We spent the morning of the second day scaling downfall and glassing hillsides, only to come up short. No bear sightings. We were left with two options, gain 1,500+ vertical feet and cross the saddle into the next basin or hike to a vantage that had mediocre views of both basins. The group consensus was of the mindset that nothing ventured, nothing gained. We chose the former.

Upon arrival at the saddle we were all wide eyed and utterly impressed by the country we had just stumbled into. It was big bear country. As we began to shed our packs, set up tripods and reach for water, Purcell spoke the magic and highly anticipated words “I’ve got a bear”. We trained our optics on the jet-black boar who possessed all the qualities of a big bear. We knew we had found the one we were looking for. Our glassing session was over before it began. We bombed off the mountain and began our descent into the downfall laden, rotten snow-covered north face. We had two miles as the crow flies, and nearly 4,000 vertical feet to lose and gain in order to put ourselves in position to harvest this bear. Four hours of bush whacking later we had crested the last hill, which put us 800 yards from the bears last known location. The bear was nowhere to be found.

We hastily layered up and attached our optics to their respective tripods, anticipating a wait for the bear to reappear. No sooner, and with the naked eye, I caught movement in the creek bottom. “I GOT EM” I said, as loudly as I could mutter under my breathe. We had the wind and the cover that we needed to make the final move. It was time to close the distance. I yanked my rifle out of my quick release sling, slung my pack and started to close the distance. In no time flat, we had cut off 350 yards and found a flat shooting spot. 450 yards, a perfect shooting position and little to no wind made for a comfortable situation. Brandon and Zack set up optics while I ranged, dialed my turret and built a rear rest. The bear eventually came into the open, turned broadside and then slightly quartering away. All systems go. I acquired the sight picture I had been visualizing, leveled my rifle and started to apply pressure to the trigger. The rifle barked, recoiled and I watched through the scope as the bullet found its mark. That bear made it 30 yards on a dead run before expiring and coming to rest a few hundred yards downhill.
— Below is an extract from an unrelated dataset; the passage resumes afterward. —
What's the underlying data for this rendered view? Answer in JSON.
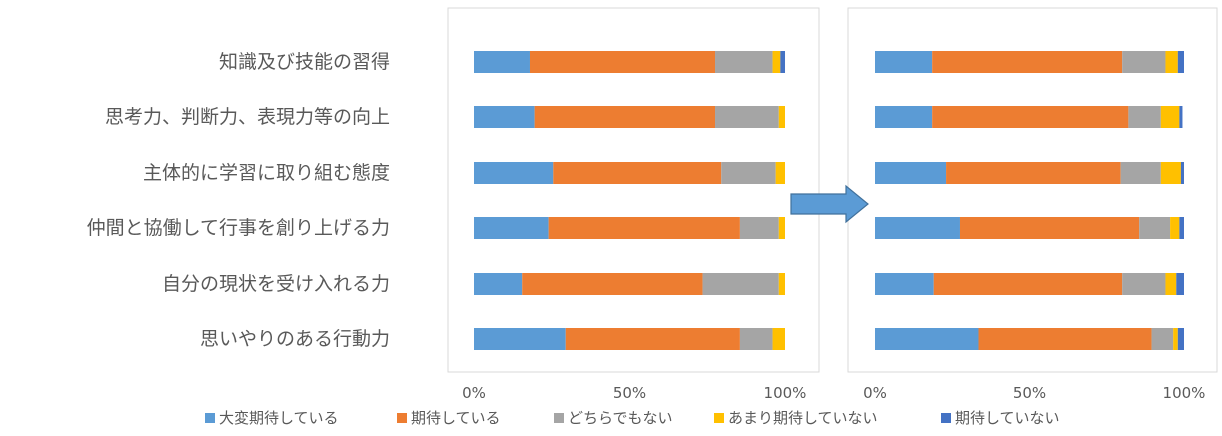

We celebrated the against the odds success and made our way over to the bruin. He was awesome, mature and had a distinct white patch on his chest. We took photos and proceeded to skin and quarter the bear, as a team. Many hands make light work. We loaded our Stone Glacier packs and bee lined for the truck. We arrived at the second truck just after dark, dumped our heavy packs and soaked in the spring bear season success.